The study has enrolled 525 patients. Dr. Kozma presented data on 109 patients who completed five visits. Mean age was 49 years and 64% were male. During the 12-month period prior to study enrolment, 28.4% of patients were hospitalized vs. 17.4% one year after treatment (P=0.046); mean hospital days per patient decreased from eight in the pre-treatment period to four in the post-treatment period. The percentage of patients who visited the emergency department decreased from 19.6% to 9.8% (P=0.05). Further analyses will examine factors related to relapse and hospitalization, he noted.

Lipid Profiles

Safety concerns have been raised with second-generation antipsychotics relating to increased cardiovascular risk.
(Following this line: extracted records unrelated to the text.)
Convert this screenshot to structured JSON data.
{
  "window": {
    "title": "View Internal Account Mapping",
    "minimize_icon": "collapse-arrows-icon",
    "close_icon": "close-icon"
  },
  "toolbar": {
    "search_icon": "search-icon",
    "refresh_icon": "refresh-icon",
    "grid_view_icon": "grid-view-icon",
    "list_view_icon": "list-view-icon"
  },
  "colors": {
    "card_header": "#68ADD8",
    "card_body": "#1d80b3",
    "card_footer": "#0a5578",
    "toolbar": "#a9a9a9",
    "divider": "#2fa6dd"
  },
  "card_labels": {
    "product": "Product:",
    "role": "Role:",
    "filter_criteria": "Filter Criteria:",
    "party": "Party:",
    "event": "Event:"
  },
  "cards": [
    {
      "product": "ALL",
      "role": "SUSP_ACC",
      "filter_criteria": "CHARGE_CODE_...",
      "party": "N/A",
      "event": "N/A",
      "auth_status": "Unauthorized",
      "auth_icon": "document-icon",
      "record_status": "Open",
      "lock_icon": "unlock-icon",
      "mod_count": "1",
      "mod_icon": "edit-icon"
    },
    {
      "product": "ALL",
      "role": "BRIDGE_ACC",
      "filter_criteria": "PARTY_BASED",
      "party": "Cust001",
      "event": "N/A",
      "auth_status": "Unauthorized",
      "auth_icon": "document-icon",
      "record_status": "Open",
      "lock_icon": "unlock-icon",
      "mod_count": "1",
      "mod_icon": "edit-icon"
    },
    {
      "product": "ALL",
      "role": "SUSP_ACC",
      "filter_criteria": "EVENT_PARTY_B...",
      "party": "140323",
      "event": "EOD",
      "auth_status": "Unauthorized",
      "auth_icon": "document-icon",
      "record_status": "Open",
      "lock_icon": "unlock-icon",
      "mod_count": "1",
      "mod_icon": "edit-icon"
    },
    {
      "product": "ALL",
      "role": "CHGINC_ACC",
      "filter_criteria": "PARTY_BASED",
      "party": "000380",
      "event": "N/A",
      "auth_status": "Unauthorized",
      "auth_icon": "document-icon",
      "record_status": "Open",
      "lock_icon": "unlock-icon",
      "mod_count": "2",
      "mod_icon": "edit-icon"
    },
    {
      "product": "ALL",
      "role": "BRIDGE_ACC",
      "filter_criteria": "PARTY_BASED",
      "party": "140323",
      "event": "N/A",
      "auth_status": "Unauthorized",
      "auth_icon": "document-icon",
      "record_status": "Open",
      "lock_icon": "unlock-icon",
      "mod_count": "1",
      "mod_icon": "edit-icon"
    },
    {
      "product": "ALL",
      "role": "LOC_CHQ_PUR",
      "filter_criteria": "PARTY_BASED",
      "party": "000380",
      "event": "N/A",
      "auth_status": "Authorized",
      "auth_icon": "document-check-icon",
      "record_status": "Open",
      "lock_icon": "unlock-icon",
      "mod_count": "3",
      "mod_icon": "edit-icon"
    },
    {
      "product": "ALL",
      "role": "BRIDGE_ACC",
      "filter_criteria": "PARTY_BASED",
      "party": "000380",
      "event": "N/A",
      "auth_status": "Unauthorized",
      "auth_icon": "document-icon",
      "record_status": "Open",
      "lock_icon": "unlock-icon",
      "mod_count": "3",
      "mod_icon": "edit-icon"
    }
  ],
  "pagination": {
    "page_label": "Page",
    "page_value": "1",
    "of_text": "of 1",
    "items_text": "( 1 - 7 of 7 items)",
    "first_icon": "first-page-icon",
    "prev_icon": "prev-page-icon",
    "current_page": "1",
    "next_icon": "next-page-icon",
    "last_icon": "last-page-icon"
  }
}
Dr. Erica Duncan, Mental Health Service, Atlanta VA Medical Center, Decatur, Georgia, reported the results of a large retrospective study that compared plasma lipids in 6331 individuals during exposure to haloperidol, risperidone, olanzapine and quetiapine. Results showed that lipid levels varied according to the antipsychotic agent taken.

Between-group comparisons showed that risperidone and quetiapine achieved significantly higher HDL-C levels compared with olanzapine (P<0.05 between risperidone and olanzapine, P=0.001 for risperidone and quetiapine vs. olanzapine), while triglyceride levels were significantly higher during treatment with olanzapine and quetiapine than risperidone (P<0.001 for olanzapine vs. risperidone, P<0.01 for olanzapine and quetiapine vs. risperidone). Further analysis showed that risperidone was associated with lower total cholesterol, LDL-C, and triglyceride levels, as well as a lower per cent of patients with low HDL-C compared with olanzapine (P<0.05).

Dr. Duncan stated that these findings should be considered when treating patients with antipsychotics who have pre-existing cardiovascular risk factors.